Published: 
By  Computer Science

Congratulations to Jing Ma and her co-authors who earned the best research paper award at KDD '22, a premier scientific conference in knowledge discovery and data mining.Conference judges deemed their paper, Learning Causal Effects on Hypergraphs, as best among 1659 research papers submitted.
Ma is a Ph.D. candidate of computer science who works with Jundong Li, an assistant professor of electrical and computer engineering who holds joint appointments in computer science and the School of Data Science. Ma and Li co-authored the award-winning paper with a team from Microsoft Research; Ma collaborated with the Microsoft team during her summer 2021 internship, continuing their work when she returned to UVA Grounds.
Ma's research focuses on causal inference and graph mining, to which she brings extensive research experience in active learning, crowdsourcing and distributed computing.
Hypergraphs — a sub-field of mathematics and graph theory — model interactions in a network in which a hyperedge (or link) can connect any number of nodes. The team took a fresh approach to studying hypergraphs by looking at causality. They focus on the problem of individual treatment effect estimation on hypergraphs to estimate how much an intervention affects an outcome, for example the extent to which wearing a face mask affects COVID-19 infection.
Previous studies have addressed causality through statistical methods that look at a link and its paired nodes in isolation. Statistical approaches assume that the outcome on one individual should not be influenced by the treatment assignments on other individuals, or that cause-and-effect occurs only between pairs of connected individuals. Ma and her co-authors argue that these assumptions are unrealistic when hypergraphs are applied to real-world problems that involve group interactions.
“In this work, we investigate high-order interference modeling, and propose a new causality learning framework powered by hypergraph neural networks,” Ma said. “Extensive experiments on real-world hypergraphs verify the superiority of our framework over existing baselines.”
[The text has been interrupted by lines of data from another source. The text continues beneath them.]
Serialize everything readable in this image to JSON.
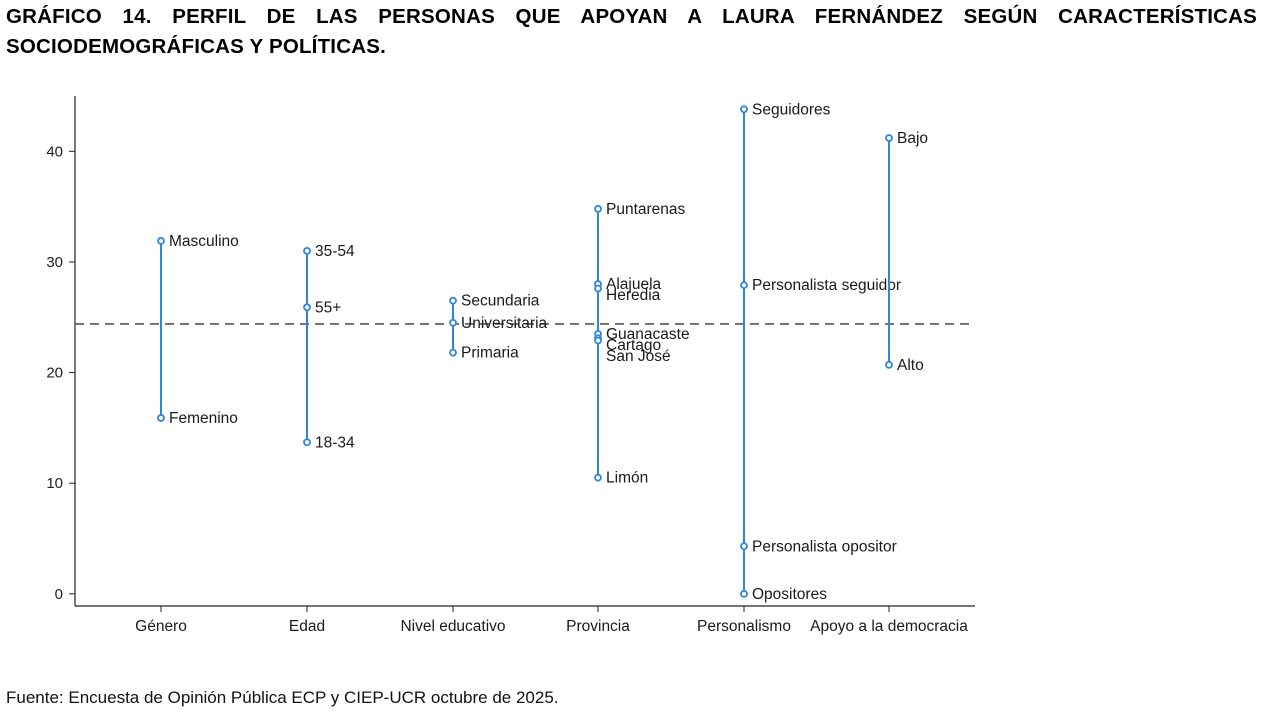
{
  "title": "GRÁFICO 14. PERFIL DE LAS PERSONAS QUE APOYAN A LAURA FERNÁNDEZ SEGÚN CARACTERÍSTICAS SOCIODEMOGRÁFICAS Y POLÍTICAS.",
  "source": "Fuente: Encuesta de Opinión Pública ECP y CIEP-UCR octubre de 2025.",
  "colors": {
    "series": "#2e86de",
    "reference": "#555555",
    "axis": "#222222"
  },
  "chart_data": {
    "type": "dot-range",
    "title": "GRÁFICO 14. PERFIL DE LAS PERSONAS QUE APOYAN A LAURA FERNÁNDEZ SEGÚN CARACTERÍSTICAS SOCIODEMOGRÁFICAS Y POLÍTICAS.",
    "xlabel": "",
    "ylabel": "",
    "ylim": [
      -1.1,
      45
    ],
    "yticks": [
      0,
      10,
      20,
      30,
      40
    ],
    "reference_line": 24.4,
    "categories": [
      "Género",
      "Edad",
      "Nivel educativo",
      "Provincia",
      "Personalismo",
      "Apoyo a la democracia"
    ],
    "groups": [
      {
        "category": "Género",
        "points": [
          {
            "label": "Masculino",
            "value": 31.9
          },
          {
            "label": "Femenino",
            "value": 15.9
          }
        ]
      },
      {
        "category": "Edad",
        "points": [
          {
            "label": "35-54",
            "value": 31.0
          },
          {
            "label": "55+",
            "value": 25.9
          },
          {
            "label": "18-34",
            "value": 13.7
          }
        ]
      },
      {
        "category": "Nivel educativo",
        "points": [
          {
            "label": "Secundaria",
            "value": 26.5
          },
          {
            "label": "Universitaria",
            "value": 24.5
          },
          {
            "label": "Primaria",
            "value": 21.8
          }
        ]
      },
      {
        "category": "Provincia",
        "points": [
          {
            "label": "Puntarenas",
            "value": 34.8
          },
          {
            "label": "Alajuela",
            "value": 28.0
          },
          {
            "label": "Heredia",
            "value": 27.6
          },
          {
            "label": "Guanacaste",
            "value": 23.5
          },
          {
            "label": "Cartago",
            "value": 23.1
          },
          {
            "label": "San José",
            "value": 22.9
          },
          {
            "label": "Limón",
            "value": 10.5
          }
        ]
      },
      {
        "category": "Personalismo",
        "points": [
          {
            "label": "Seguidores",
            "value": 43.8
          },
          {
            "label": "Personalista seguidor",
            "value": 27.9
          },
          {
            "label": "Personalista opositor",
            "value": 4.3
          },
          {
            "label": "Opositores",
            "value": 0.0
          }
        ]
      },
      {
        "category": "Apoyo a la democracia",
        "points": [
          {
            "label": "Bajo",
            "value": 41.2
          },
          {
            "label": "Alto",
            "value": 20.7
          }
        ]
      }
    ]
  }
}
The research that Ma presented at KDD '22 advances Li's goal to better understand cause and effect in human decision-making in the era of big data, for which he earned a prestigious National Science Foundation CAREER award. Li will use his $600,000 five-year award to develop a suite of sophisticated algorithms and mathematical models, informed by human experience and intuition, to find cause-and-effect relationships in a huge amount of data. His work has the potential for broad applications in public health and medicine in addition to education.